Since such incidents come with the potential for legal liabilities, businesses should make a serious effort to prevent them, which starts with reading up about the risk factors that contribute to nail gun accidents. One such example is the choice between what is called a nailgun contact trip and a sequential trip, which refer to the nosing of the nailgun.

What Is A Nailgun Contact Trip?

In brief, a nailgun contact trip means that the nailgun will drive in a nail whenever both its nosing and its trigger are depressed at the same time. As a result, it enables a practice called bump nailing.  Bump nailing is when the user holds the trigger and then bumps the nosing against the surface again and again.

Bump nailing sees frequent use because it results in the fastest nailing, but that speed increases the chances of nailgun accidents as well. Sometimes, this is because the user slips and falls. Other times, this is because an individual either forgets to let go of the trigger or bumps the nosing against a surface that is hard enough to cause recoil. Whatever the cause, nail guns that can drive nails into construction materials are more than capable of doing the same with flesh, meaning that in this particular case, increased efficiency comes at a high cost in more than one sense.
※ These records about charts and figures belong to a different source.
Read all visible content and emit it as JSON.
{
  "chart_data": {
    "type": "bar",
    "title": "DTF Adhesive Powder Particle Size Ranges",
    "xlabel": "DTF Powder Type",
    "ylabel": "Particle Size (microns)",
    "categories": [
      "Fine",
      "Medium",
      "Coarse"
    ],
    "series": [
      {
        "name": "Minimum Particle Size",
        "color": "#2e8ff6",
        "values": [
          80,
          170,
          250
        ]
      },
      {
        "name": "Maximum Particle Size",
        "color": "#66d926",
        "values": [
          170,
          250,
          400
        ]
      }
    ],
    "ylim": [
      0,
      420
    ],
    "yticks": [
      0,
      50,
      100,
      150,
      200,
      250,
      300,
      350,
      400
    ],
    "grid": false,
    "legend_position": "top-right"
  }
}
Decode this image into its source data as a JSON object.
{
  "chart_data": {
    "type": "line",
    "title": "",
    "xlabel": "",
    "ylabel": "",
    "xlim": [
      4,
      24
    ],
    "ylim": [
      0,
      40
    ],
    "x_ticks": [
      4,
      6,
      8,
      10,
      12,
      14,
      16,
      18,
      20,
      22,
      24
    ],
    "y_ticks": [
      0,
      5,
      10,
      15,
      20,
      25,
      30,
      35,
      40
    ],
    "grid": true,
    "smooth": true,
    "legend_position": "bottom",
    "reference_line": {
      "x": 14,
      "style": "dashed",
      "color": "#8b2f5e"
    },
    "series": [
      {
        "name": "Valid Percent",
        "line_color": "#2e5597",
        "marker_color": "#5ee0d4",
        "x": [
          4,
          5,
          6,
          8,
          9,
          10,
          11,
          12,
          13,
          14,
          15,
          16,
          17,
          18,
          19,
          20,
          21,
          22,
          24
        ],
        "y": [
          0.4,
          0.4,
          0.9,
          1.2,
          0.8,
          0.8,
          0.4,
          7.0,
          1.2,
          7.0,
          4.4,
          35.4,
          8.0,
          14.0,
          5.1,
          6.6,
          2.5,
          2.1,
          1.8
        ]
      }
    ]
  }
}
What Is A Sequential Trip?

In contrast, a sequential trip means that the user has to depress the nosing against the surface, pull the trigger to drive in a nail, lift up the nosing from the surface, and then repeat the sequence of steps to drive in another nail. As a result, while nailgun accidents can still happen with sequential trips, such incidents are less common. This is because it is more difficult to cause an accidental nailing and there is more time for conscious thought. While a sequential trip does result in slower nailing than a nailgun contact trip because of the increased motion, this gap between the two is something that can be mitigated to an extent with practice, thus ensuring the best of both worlds.

What Is The Difference?

Summed up, there are two main differences between nailgun contact trips and sequential trips. First, nailgun contact trips are faster, which is why construction firms like them so much in spite of their risks. Second, nailgun contact trips are more dangerous, which is why there are organizations out there that recommend against their use. In fact, nailgun contact trips are so much more dangerous than their sequential counterparts that the chance of nailgun injuries while using nailgun contact trips is twice as high as the chance of suffering the same while using sequential trips. Therefore, making for a rather sobering statistic, to say the least.

While businesses have an understandable interest in making their work as efficient and effective as possible there are other issues to consider. The fall in productivity, as well as the potential legal liabilities that come with nailgun injuries, mean that the decision between nailgun contact trips and sequential trips is not as clear-cut in that regard as it seems. As a result, businesses should give the issue some serious thought, while also making sure to research the other risk factors that can contribute to the chances of nailgun accidents while on the job.